Decreto Abodi, malumori sul caschetto anche a Paulilatino
Anche le corse a sa pudda e a sa padeddas in programma a febbraio oggetto della stretta sulle misure di sicurezzaPer restare aggiornato entra nel nostro canale Whatsapp
Malumori anche a Paulilatino sul fronte di quanto prevede il decreto Abodi. Non va giù l’idea di indossare il caschetto in occasione delle corse a sa pudda e a sa padeddas, in programma il 21 e il 22 febbraio con la partecipazione di un centinaio di cavalieri in ognuna delle giornate lungo il tracciato in via Nazionale. È di questa mattina un incontro in Prefettura al quale hanno partecipato il sindaco Domenico Gallus, il presidente del Circolo ippico Claudio Bruno con un altro componente del direttivo e il responsabile della polizia municipale.
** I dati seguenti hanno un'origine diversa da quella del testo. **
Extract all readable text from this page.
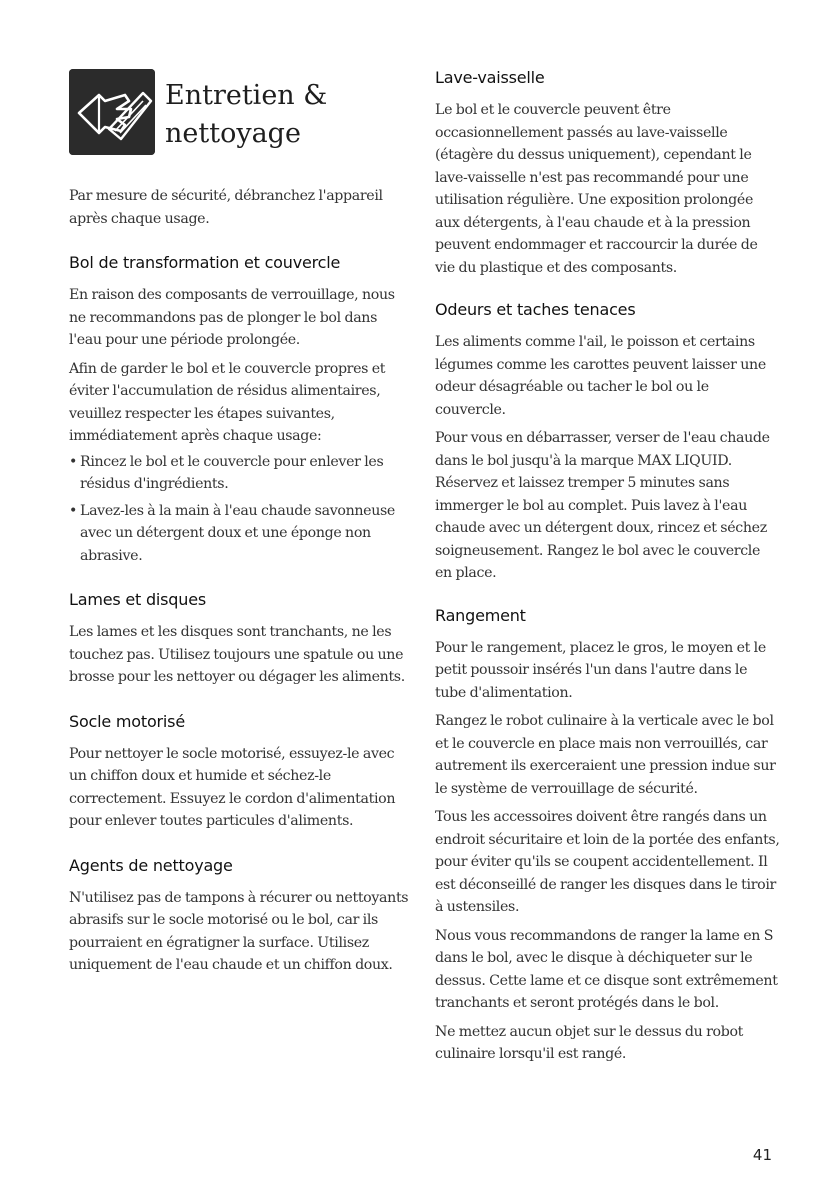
Entretien &
nettoyage

Par mesure de sécurité, débranchez l'appareil après chaque usage.

Bol de transformation et couvercle

En raison des composants de verrouillage, nous ne recommandons pas de plonger le bol dans l'eau pour une période prolongée.

Afin de garder le bol et le couvercle propres et éviter l'accumulation de résidus alimentaires, veuillez respecter les étapes suivantes, immédiatement après chaque usage:

• Rincez le bol et le couvercle pour enlever les résidus d'ingrédients.
• Lavez-les à la main à l'eau chaude savonneuse avec un détergent doux et une éponge non abrasive.
Lames et disques

Les lames et les disques sont tranchants, ne les touchez pas. Utilisez toujours une spatule ou une brosse pour les nettoyer ou dégager les aliments.

Socle motorisé

Pour nettoyer le socle motorisé, essuyez-le avec un chiffon doux et humide et séchez-le correctement. Essuyez le cordon d'alimentation pour enlever toutes particules d'aliments.

Agents de nettoyage

N'utilisez pas de tampons à récurer ou nettoyants abrasifs sur le socle motorisé ou le bol, car ils pourraient en égratigner la surface. Utilisez uniquement de l'eau chaude et un chiffon doux.

Lave-vaisselle

Le bol et le couvercle peuvent être occasionnellement passés au lave-vaisselle (étagère du dessus uniquement), cependant le lave-vaisselle n'est pas recommandé pour une utilisation régulière. Une exposition prolongée aux détergents, à l'eau chaude et à la pression peuvent endommager et raccourcir la durée de vie du plastique et des composants.

Odeurs et taches tenaces

Les aliments comme l'ail, le poisson et certains légumes comme les carottes peuvent laisser une odeur désagréable ou tacher le bol ou le couvercle.

Pour vous en débarrasser, verser de l'eau chaude dans le bol jusqu'à la marque MAX LIQUID. Réservez et laissez tremper 5 minutes sans immerger le bol au complet. Puis lavez à l'eau chaude avec un détergent doux, rincez et séchez soigneusement. Rangez le bol avec le couvercle en place.

Rangement

Pour le rangement, placez le gros, le moyen et le petit poussoir insérés l'un dans l'autre dans le tube d'alimentation.

Rangez le robot culinaire à la verticale avec le bol et le couvercle en place mais non verrouillés, car autrement ils exerceraient une pression indue sur le système de verrouillage de sécurité.

Tous les accessoires doivent être rangés dans un endroit sécuritaire et loin de la portée des enfants, pour éviter qu'ils se coupent accidentellement. Il est déconseillé de ranger les disques dans le tiroir à ustensiles.

Nous vous recommandons de ranger la lame en S dans le bol, avec le disque à déchiqueter sur le dessus. Cette lame et ce disque sont extrêmement tranchants et seront protégés dans le bol.

Ne mettez aucun objet sur le dessus du robot culinaire lorsqu'il est rangé.

41
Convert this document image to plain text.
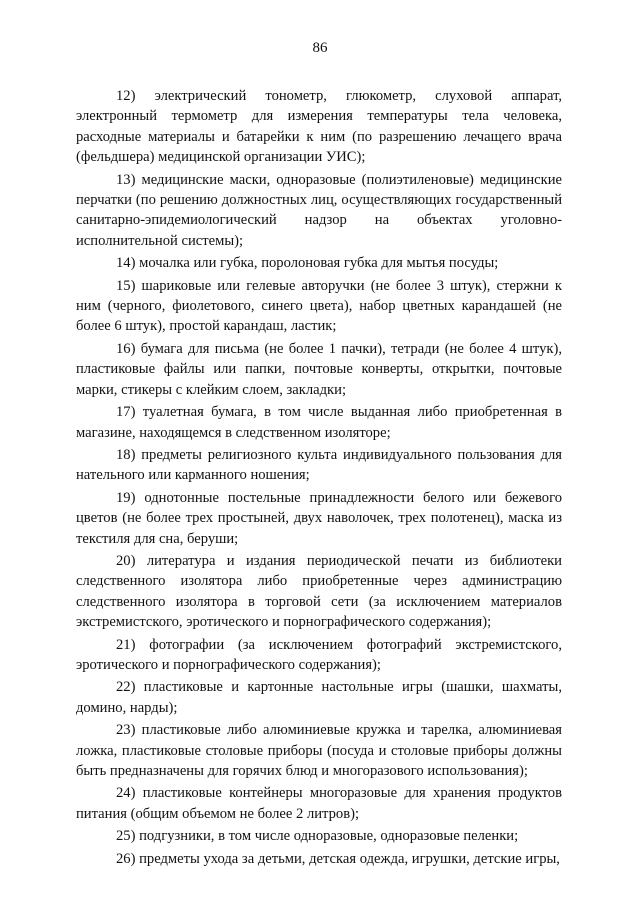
86

12) электрический тонометр, глюкометр, слуховой аппарат, электронный термометр для измерения температуры тела человека, расходные материалы и батарейки к ним (по разрешению лечащего врача (фельдшера) медицинской организации УИС);

13) медицинские маски, одноразовые (полиэтиленовые) медицинские перчатки (по решению должностных лиц, осуществляющих государственный санитарно-эпидемиологический надзор на объектах уголовно-исполнительной системы);

14) мочалка или губка, поролоновая губка для мытья посуды;

15) шариковые или гелевые авторучки (не более 3 штук), стержни к ним (черного, фиолетового, синего цвета), набор цветных карандашей (не более 6 штук), простой карандаш, ластик;

16) бумага для письма (не более 1 пачки), тетради (не более 4 штук), пластиковые файлы или папки, почтовые конверты, открытки, почтовые марки, стикеры с клейким слоем, закладки;

17) туалетная бумага, в том числе выданная либо приобретенная в магазине, находящемся в следственном изоляторе;

18) предметы религиозного культа индивидуального пользования для нательного или карманного ношения;

19) однотонные постельные принадлежности белого или бежевого цветов (не более трех простыней, двух наволочек, трех полотенец), маска из текстиля для сна, беруши;

20) литература и издания периодической печати из библиотеки следственного изолятора либо приобретенные через администрацию следственного изолятора в торговой сети (за исключением материалов экстремистского, эротического и порнографического содержания);

21) фотографии (за исключением фотографий экстремистского, эротического и порнографического содержания);

22) пластиковые и картонные настольные игры (шашки, шахматы, домино, нарды);

23) пластиковые либо алюминиевые кружка и тарелка, алюминиевая ложка, пластиковые столовые приборы (посуда и столовые приборы должны быть предназначены для горячих блюд и многоразового использования);

24) пластиковые контейнеры многоразовые для хранения продуктов питания (общим объемом не более 2 литров);

25) подгузники, в том числе одноразовые, одноразовые пеленки;

26) предметы ухода за детьми, детская одежда, игрушки, детские игры,
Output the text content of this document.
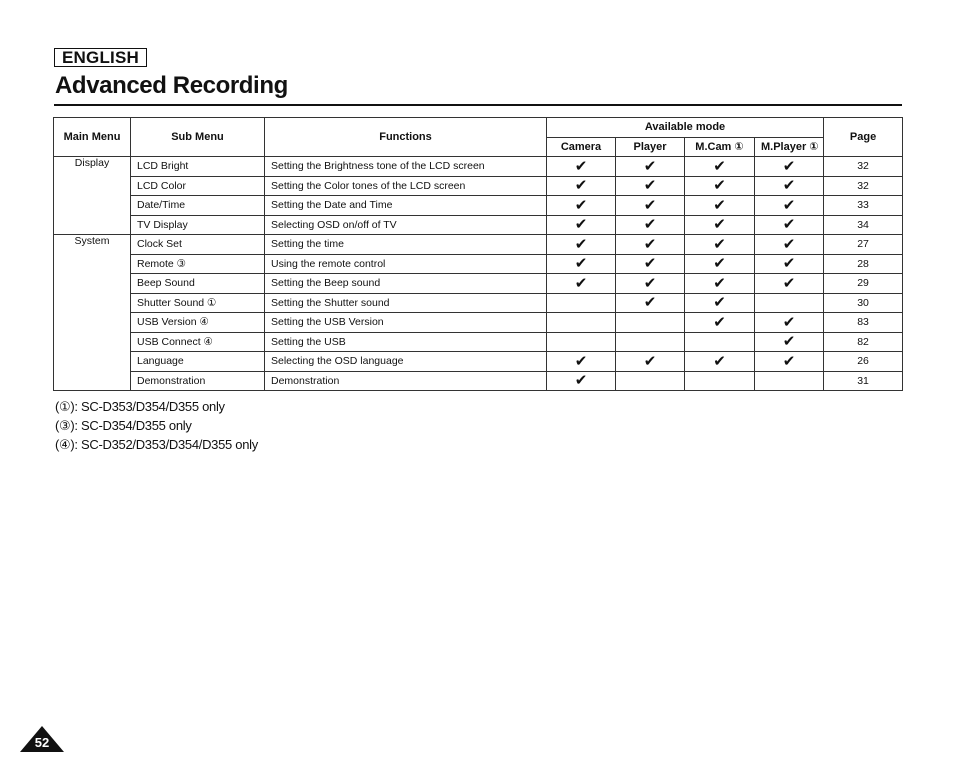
ENGLISH
Advanced Recording
Main Menu	Sub Menu	Functions	Available mode				Page
			Camera	Player	M.Cam ①	M.Player ①	
Display	LCD Bright	Setting the Brightness tone of the LCD screen	✔	✔	✔	✔	32
	LCD Color	Setting the Color tones of the LCD screen	✔	✔	✔	✔	32
	Date/Time	Setting the Date and Time	✔	✔	✔	✔	33
	TV Display	Selecting OSD on/off of TV	✔	✔	✔	✔	34
System	Clock Set	Setting the time	✔	✔	✔	✔	27
	Remote ③	Using the remote control	✔	✔	✔	✔	28
	Beep Sound	Setting the Beep sound	✔	✔	✔	✔	29
	Shutter Sound ①	Setting the Shutter sound		✔	✔		30
	USB Version ④	Setting the USB Version			✔	✔	83
	USB Connect ④	Setting the USB				✔	82
	Language	Selecting the OSD language	✔	✔	✔	✔	26
	Demonstration	Demonstration	✔				31
(①): SC-D353/D354/D355 only
(③): SC-D354/D355 only
(④): SC-D352/D353/D354/D355 only
52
Il sindaco non ha dubbi sul fatto che la legge vada rispettata, ma spiega che per Paulilatino il fattore tempo potrebbe essere determinante. «E’ ovvio che il sindaco deve far rispettare la legge, ma questo non vuol dire che la manifestazione non si terrà – spiega il primo cittadino -. Abbiamo la fortuna di poter vedere cosa accadrà prima in occasione della Sartiglia ad Oristano e di Sa carrela a Santlussurgiu».
Chi confida in un’evoluzione positiva della situazione è il Circolo ippico, che organizza le due corse. «Per le manifestazioni equestri tradizionali, alcune che vanno avanti da secoli, riteniamo che le restrizioni previste nel decreto legislativo non debbano essere applicate, perché significherebbe snaturare gli usi e i costumi della tradizione», dice il presidente del Circolo ippico Claudio Bruno. «Leggendo il decreto, a nostro avviso, alcune parti non sono proprio applicabili a tutte le manifestazioni equestri proposte nel periodo di carnevale in Sardegna. Contiamo di sentire i presidenti delle altre associazioni per cercare di trovare un compromesso ed evitare che le nostre tradizioni vengano snaturate». Claudio Bruno aggiunge: «Sas Cursas de Carrasegae affondano le proprie radici in antichi riti di età medievale legati ai cicli agricoli, alla fertilità della terra e al rinnovamento stagionale. La principale corsa rituale, Sa Cursa a sa Pudda, è già documentata nell’Ottocento nel Dizionario di Goffredo Casalis, che testimonia l’esistenza a Paulilatino di corse equestri con valore simbolico e propiziatorio. Queste tradizioni si inseriscono nel più ampio fenomeno europeo delle giostre equestri di matrice iberica, diffuse in Sardegna in epoca aragonese e spagnola e comuni anche ad altre celebri manifestazioni isolane, come la Sartiglia di Oristano, confermando l’appartenenza delle Cursas a un antico patrimonio culturale condiviso del Mediterraneo». Adesso bisognerà vedere cosa accadrà.